While the survey only takes into account a small number of users, it does reflect broader opinions testers have expressed about Windows 7, which appears to avoid many of the security, compatibility and ease-of-use complaints that plagued Vista.

Many companies were slow to upgrade to XP after successfully deploying Windows 2000, and then skipped Vista entirely. This leaves a large legacy install base of a very old operating system that Microsoft is struggling to retire. In fact, mainstream support for XP ends next month, yet another factor that could set the stage for a wholehearted embrace of Windows 7.

As usual, OEMs will continue to offer downgrade rights for a limited time, which is not unusual in and of itself. What’s unusual in this case is the length of time Microsoft has offered downgrades from Vista; formerly such downgrades were available for limited periods, at least for customers buying the business-oriented versions. The lukewarm reception that Vista received among business users and the development of the netbook market led Microsoft to extend that "limited period" after Vista failed to take off.

This means that Windows 7’s downgrade rights may also be different, and will include the option for customers to downgrade to XP. Since Windows 7 is in many ways a relatively minor refresh to Windows Vista, this isn’t really surprising, and both operating systems are nearly identical when it comes to software and hardware compatibility. The ability to migrate from XP to Windows 7 is the scenario most likely to raise compatibility issues, forcing Microsoft to continue to make XP downgrades available.

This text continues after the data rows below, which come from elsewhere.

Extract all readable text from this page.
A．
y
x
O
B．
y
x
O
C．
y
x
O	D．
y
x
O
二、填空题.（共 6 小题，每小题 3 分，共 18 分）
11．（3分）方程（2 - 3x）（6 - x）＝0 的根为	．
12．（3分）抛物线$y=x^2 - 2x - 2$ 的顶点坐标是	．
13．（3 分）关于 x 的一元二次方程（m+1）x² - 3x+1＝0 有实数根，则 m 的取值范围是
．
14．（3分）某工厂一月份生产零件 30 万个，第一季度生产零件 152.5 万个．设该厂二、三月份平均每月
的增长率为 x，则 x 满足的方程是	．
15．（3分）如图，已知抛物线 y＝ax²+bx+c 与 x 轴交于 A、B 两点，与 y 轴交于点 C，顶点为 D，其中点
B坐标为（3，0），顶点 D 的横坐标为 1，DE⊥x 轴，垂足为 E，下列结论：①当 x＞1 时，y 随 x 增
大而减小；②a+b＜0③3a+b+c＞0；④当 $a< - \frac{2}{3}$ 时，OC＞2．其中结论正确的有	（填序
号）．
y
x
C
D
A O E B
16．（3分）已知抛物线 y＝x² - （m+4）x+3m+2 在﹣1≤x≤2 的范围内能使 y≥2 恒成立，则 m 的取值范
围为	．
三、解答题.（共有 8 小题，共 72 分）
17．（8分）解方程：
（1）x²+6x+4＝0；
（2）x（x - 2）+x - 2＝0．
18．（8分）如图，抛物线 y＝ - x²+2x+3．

Microsoft’s position is that extending XP to and beyond this point allows consumers the choice of whether to upgrade their systems to the “better” Vista or to stick with a tried-and-true OS.

"Based on feedback, Microsoft is further broadening the options provided to Direct OEMs to help customers facilitate end-user downgrade rights included in the product license terms of a new system with either Windows Vista Business or Windows Vista Ultimate. These product versions are the only ones to include such end-user downgrade rights,” a Microsoft spokesperson tells Channel Insider.

“This option is designed to help Direct OEMs further support customers (primarily small business customers) looking for Windows XP Professional due to application compatibility concerns.  End-user downgrade rights are a right in the end user license for Windows Vista Business and Ultimate products, and therefore remain in effect for the life of the product, so this change does not represent an extension,” the spokesperson says. 

“This is not the first time that Microsoft has offered downgrade rights to a version other than its immediate predecessor.  In fact, our Software Assurance customers can always downgrade to any previous version of Windows," the spokesperson says.